EU-Aktivitäten zur Bekämpfung von Folter und erniedrigender Behandlung – Mann mit einem „Stoppt Folter“-Plakat © Reporters
Das absolute Verbot von Folter und Misshandlung, das in der Menschenrechtskonvention der VN verankert ist, findet sich auf europäischer Ebene in der Charta der Grundrechte wieder.

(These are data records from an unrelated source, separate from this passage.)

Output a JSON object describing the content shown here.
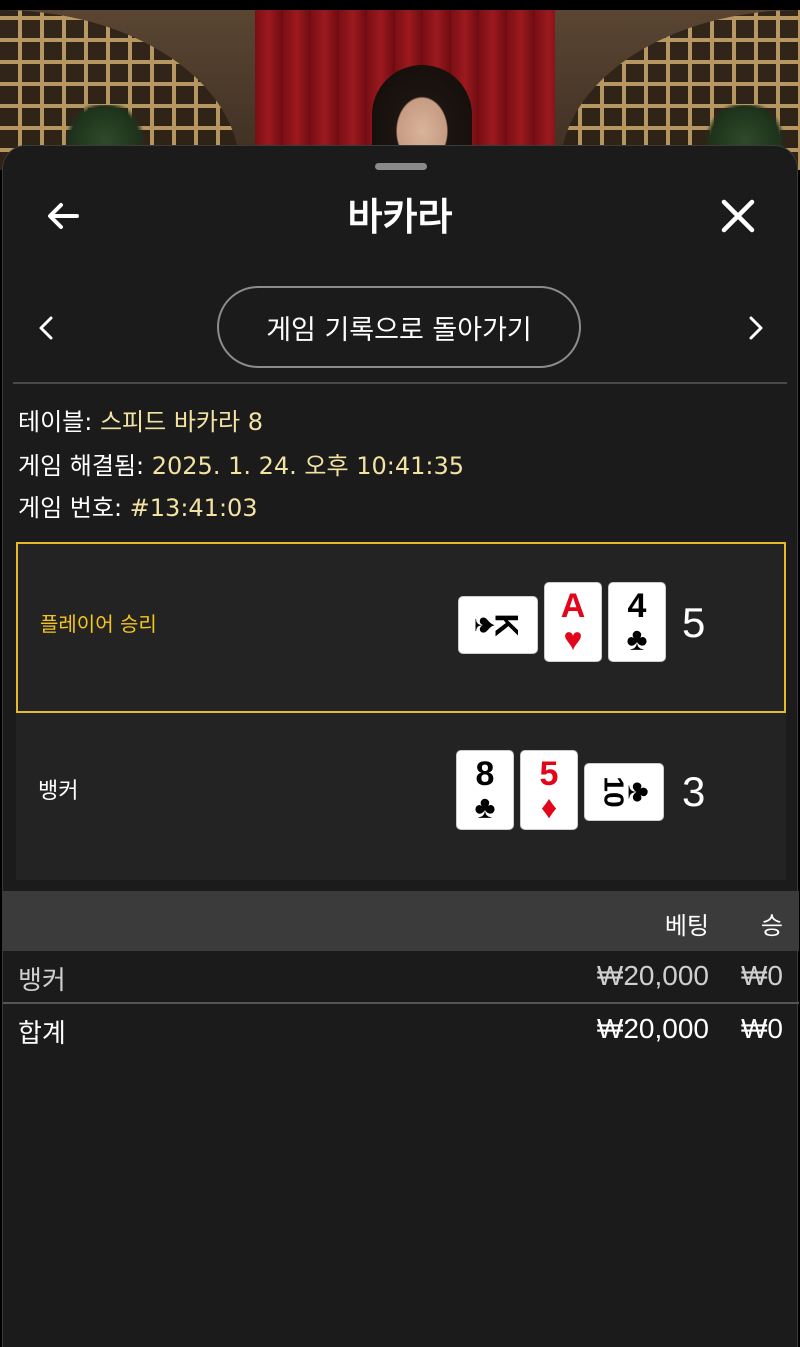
{
  "header": {
    "title": "바카라"
  },
  "nav": {
    "history_label": "게임 기록으로 돌아가기"
  },
  "info": {
    "table_label": "테이블: ",
    "table_value": "스피드 바카라 8",
    "resolved_label": "게임 해결됨: ",
    "resolved_value": "2025. 1. 24. 오후 10:41:35",
    "game_no_label": "게임 번호: ",
    "game_no_value": "#13:41:03"
  },
  "player": {
    "label": "플레이어 승리",
    "score": "5",
    "cards": [
      {
        "rank": "K",
        "suit": "♠",
        "color": "black",
        "orientation": "sideways"
      },
      {
        "rank": "A",
        "suit": "♥",
        "color": "red",
        "orientation": "upright"
      },
      {
        "rank": "4",
        "suit": "♣",
        "color": "black",
        "orientation": "upright"
      }
    ]
  },
  "banker": {
    "label": "뱅커",
    "score": "3",
    "cards": [
      {
        "rank": "8",
        "suit": "♣",
        "color": "black",
        "orientation": "upright"
      },
      {
        "rank": "5",
        "suit": "♦",
        "color": "red",
        "orientation": "upright"
      },
      {
        "rank": "10",
        "suit": "♣",
        "color": "black",
        "orientation": "sideways"
      }
    ]
  },
  "bets": {
    "headers": {
      "bet": "베팅",
      "win": "승"
    },
    "rows": [
      {
        "name": "뱅커",
        "bet": "₩20,000",
        "win": "₩0"
      }
    ],
    "total": {
      "name": "합계",
      "bet": "₩20,000",
      "win": "₩0"
    }
  },
  "colors": {
    "highlight_border": "#e4b92c",
    "player_label": "#f5c518",
    "info_value": "#f3e3a2",
    "card_red": "#e3061a"
  }
}
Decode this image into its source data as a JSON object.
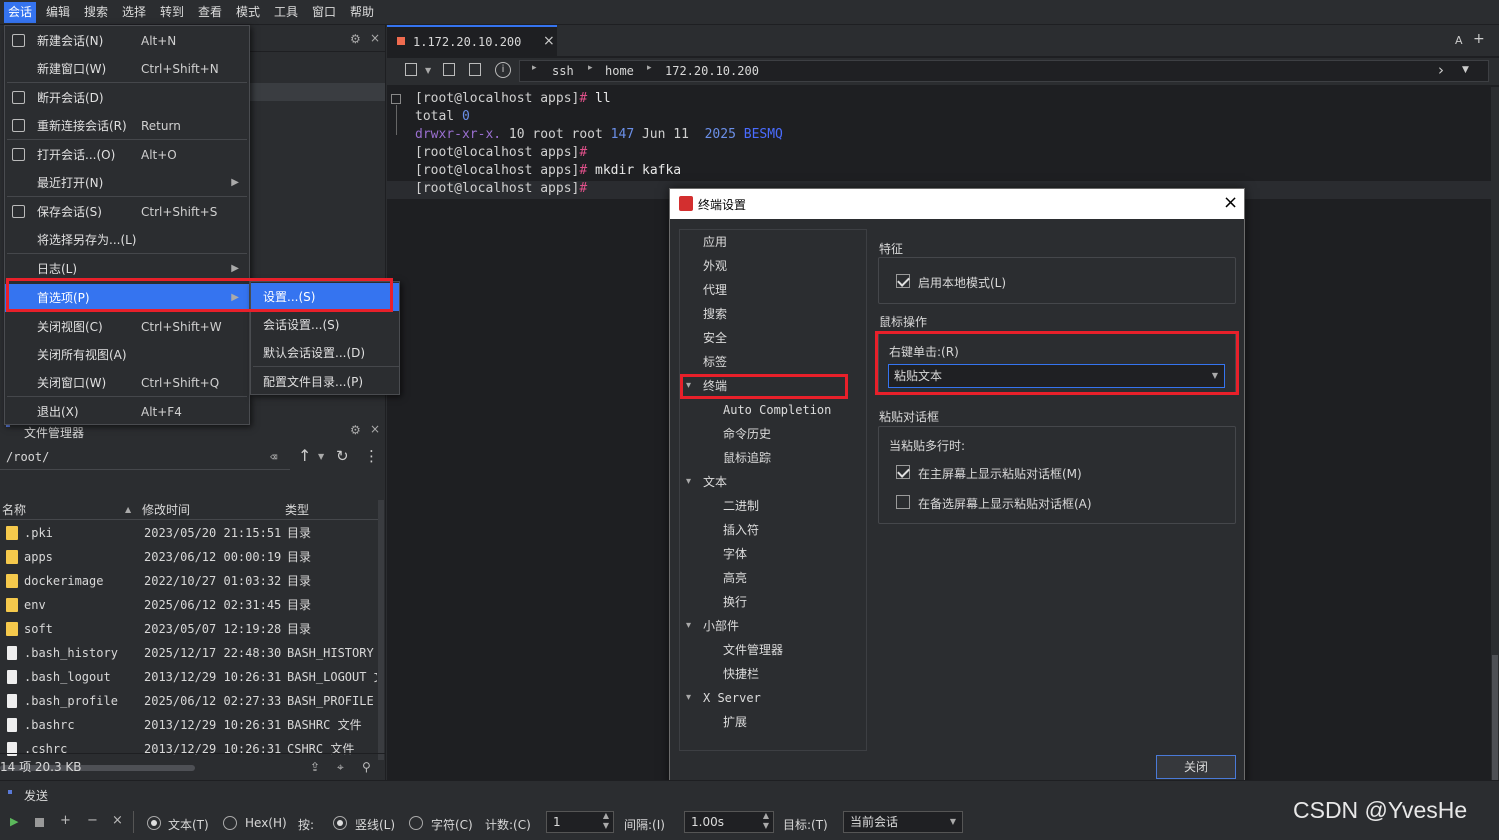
{
  "menubar": [
    "会话",
    "编辑",
    "搜索",
    "选择",
    "转到",
    "查看",
    "模式",
    "工具",
    "窗口",
    "帮助"
  ],
  "session_menu": [
    {
      "label": "新建会话(N)",
      "shortcut": "Alt+N"
    },
    {
      "label": "新建窗口(W)",
      "shortcut": "Ctrl+Shift+N"
    },
    {
      "label": "断开会话(D)",
      "shortcut": ""
    },
    {
      "label": "重新连接会话(R)",
      "shortcut": "Return"
    },
    {
      "label": "打开会话...(O)",
      "shortcut": "Alt+O"
    },
    {
      "label": "最近打开(N)",
      "shortcut": ""
    },
    {
      "label": "保存会话(S)",
      "shortcut": "Ctrl+Shift+S"
    },
    {
      "label": "将选择另存为...(L)",
      "shortcut": ""
    },
    {
      "label": "日志(L)",
      "shortcut": ""
    },
    {
      "label": "首选项(P)",
      "shortcut": ""
    },
    {
      "label": "关闭视图(C)",
      "shortcut": "Ctrl+Shift+W"
    },
    {
      "label": "关闭所有视图(A)",
      "shortcut": ""
    },
    {
      "label": "关闭窗口(W)",
      "shortcut": "Ctrl+Shift+Q"
    },
    {
      "label": "退出(X)",
      "shortcut": "Alt+F4"
    }
  ],
  "prefs_submenu": [
    "设置...(S)",
    "会话设置...(S)",
    "默认会话设置...(D)",
    "配置文件目录...(P)"
  ],
  "terminal": {
    "tab_title": "1.172.20.10.200",
    "crumbs": [
      "ssh",
      "home",
      "172.20.10.200"
    ],
    "lines": [
      {
        "prompt": "[root@localhost apps]",
        "sym": "#",
        "cmd": " ll"
      },
      {
        "plain": "total ",
        "num": "0"
      },
      {
        "perm": "drwxr-xr-x.",
        "rest": " 10 root root ",
        "size": "147",
        "date": " Jun 11  ",
        "year": "2025",
        "dir": " BESMQ"
      },
      {
        "prompt": "[root@localhost apps]",
        "sym": "#",
        "cmd": ""
      },
      {
        "prompt": "[root@localhost apps]",
        "sym": "#",
        "cmd": " mkdir kafka"
      },
      {
        "prompt": "[root@localhost apps]",
        "sym": "#",
        "cmd": ""
      }
    ]
  },
  "file_manager": {
    "title": "文件管理器",
    "path": "/root/",
    "columns": [
      "名称",
      "修改时间",
      "类型"
    ],
    "rows": [
      {
        "name": ".pki",
        "time": "2023/05/20 21:15:51",
        "type": "目录",
        "folder": true
      },
      {
        "name": "apps",
        "time": "2023/06/12 00:00:19",
        "type": "目录",
        "folder": true
      },
      {
        "name": "dockerimage",
        "time": "2022/10/27 01:03:32",
        "type": "目录",
        "folder": true
      },
      {
        "name": "env",
        "time": "2025/06/12 02:31:45",
        "type": "目录",
        "folder": true
      },
      {
        "name": "soft",
        "time": "2023/05/07 12:19:28",
        "type": "目录",
        "folder": true
      },
      {
        "name": ".bash_history",
        "time": "2025/12/17 22:48:30",
        "type": "BASH_HISTORY",
        "folder": false
      },
      {
        "name": ".bash_logout",
        "time": "2013/12/29 10:26:31",
        "type": "BASH_LOGOUT 文",
        "folder": false
      },
      {
        "name": ".bash_profile",
        "time": "2025/06/12 02:27:33",
        "type": "BASH_PROFILE",
        "folder": false
      },
      {
        "name": ".bashrc",
        "time": "2013/12/29 10:26:31",
        "type": "BASHRC 文件",
        "folder": false
      },
      {
        "name": ".cshrc",
        "time": "2013/12/29 10:26:31",
        "type": "CSHRC 文件",
        "folder": false
      }
    ],
    "status": "14 项 20.3 KB"
  },
  "dialog": {
    "title": "终端设置",
    "tree": [
      {
        "label": "应用",
        "level": 1,
        "expand": ""
      },
      {
        "label": "外观",
        "level": 1,
        "expand": ""
      },
      {
        "label": "代理",
        "level": 1,
        "expand": ""
      },
      {
        "label": "搜索",
        "level": 1,
        "expand": ""
      },
      {
        "label": "安全",
        "level": 1,
        "expand": ""
      },
      {
        "label": "标签",
        "level": 1,
        "expand": ""
      },
      {
        "label": "终端",
        "level": 1,
        "expand": "▾"
      },
      {
        "label": "Auto Completion",
        "level": 2,
        "expand": ""
      },
      {
        "label": "命令历史",
        "level": 2,
        "expand": ""
      },
      {
        "label": "鼠标追踪",
        "level": 2,
        "expand": ""
      },
      {
        "label": "文本",
        "level": 1,
        "expand": "▾"
      },
      {
        "label": "二进制",
        "level": 2,
        "expand": ""
      },
      {
        "label": "插入符",
        "level": 2,
        "expand": ""
      },
      {
        "label": "字体",
        "level": 2,
        "expand": ""
      },
      {
        "label": "高亮",
        "level": 2,
        "expand": ""
      },
      {
        "label": "换行",
        "level": 2,
        "expand": ""
      },
      {
        "label": "小部件",
        "level": 1,
        "expand": "▾"
      },
      {
        "label": "文件管理器",
        "level": 2,
        "expand": ""
      },
      {
        "label": "快捷栏",
        "level": 2,
        "expand": ""
      },
      {
        "label": "X Server",
        "level": 1,
        "expand": "▾"
      },
      {
        "label": "扩展",
        "level": 2,
        "expand": ""
      }
    ],
    "features_title": "特征",
    "local_mode": "启用本地模式(L)",
    "mouse_title": "鼠标操作",
    "right_click_label": "右键单击:(R)",
    "right_click_value": "粘贴文本",
    "paste_title": "粘贴对话框",
    "paste_when": "当粘贴多行时:",
    "paste_main": "在主屏幕上显示粘贴对话框(M)",
    "paste_alt": "在备选屏幕上显示粘贴对话框(A)",
    "close_btn": "关闭"
  },
  "send_bar": {
    "title": "发送",
    "text_opt": "文本(T)",
    "hex_opt": "Hex(H)",
    "by": "按:",
    "line_opt": "竖线(L)",
    "char_opt": "字符(C)",
    "count_label": "计数:(C)",
    "count_val": "1",
    "interval_label": "间隔:(I)",
    "interval_val": "1.00s",
    "target_label": "目标:(T)",
    "target_val": "当前会话"
  },
  "watermark": "CSDN @YvesHe",
  "colors": {
    "accent": "#3574f0",
    "highlight": "#e8202a",
    "prompt_sym": "#e0508a",
    "perm": "#9a6fd0",
    "num": "#6b8fe8",
    "dir": "#4a6cff"
  }
}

Darin heißt es: „Niemand darf der Folter oder unmenschlicher oder erniedrigender Strafe oder Behandlung unterworfen werden.“
Die EU setzt sich für das absolute Verbot aller Formen von Misshandlung ein und ist bemüht, dass dieses Prinzip auch in Drittstaaten befolgt wird. Ihre Leitlinien
gegen Folter und andere grausame, unmenschliche oder erniedrigende Behandlung oder Strafe sollen die Menschenrechte in Drittländern schützen und fördern. Diese Leitlinien, die 2001 verabschiedet und 2008 aktualisiert wurden, schaffen keine neuen rechtlichen Verpflichtungen, sondern sind Ausdruck einer politischen Verpflichtung zu systematischen und nachhaltigen Maßnahmen im Kampf gegen Folter.
Die Leitlinien sehen den Einsatz aller diplomatischen Instrumente und Kooperationsinstrumente vor, um die Ziele der EU zu erreichen, insbesondere den politischen Dialog, diplomatische Vertretungen und Unterstützung von NRO-Projekten über das Europäische Instrument für Demokratie und Menschenrechte (EIDHR).
Über den politischen Dialog kann die EU auf einzelne Länder, sei es vertraulich oder öffentlich, einwirken, damit diese internationalen Abkommen gegen die Folter ratifizieren oder umsetzen. Gegebenenfalls bringt die EU auch Einzelfälle zur Sprache.
Auf internationaler Ebene wirkt die EU am Zustandekommen einer jährlichen Entschließung über Folter auf der UNO-Generalversammlung mit. In Europa hat sie maßgeblichen Anteil an der Verabschiedung von Maßnahmen, mit denen die Verwendung, die Herstellung und der Handel mit Ausrüstungen, die zur Folter oder anderer grausamer, unmenschlicher oder erniedrigender Behandlung oder Strafe verwendet werden können, verboten werden.
Im Rahmen des Europäischen Instruments für Demokratie und Menschenrechte (EIDHR) unterstützt die EU Gruppen der Zivilgesellschaft, die sich für die Abschaffung der Folter oder für die Rehabilitierung von Folteropfern einsetzen. In früheren EU-Projekten ging es um eine stärkere Sensibilisierung für das Fakultativprotokoll zum Übereinkommen gegen Folter, um Untersuchungen zur Lieferung von Foltertechnologie und um die Entwicklung von Netzwerken für die Prävention von Folter und Überwachung.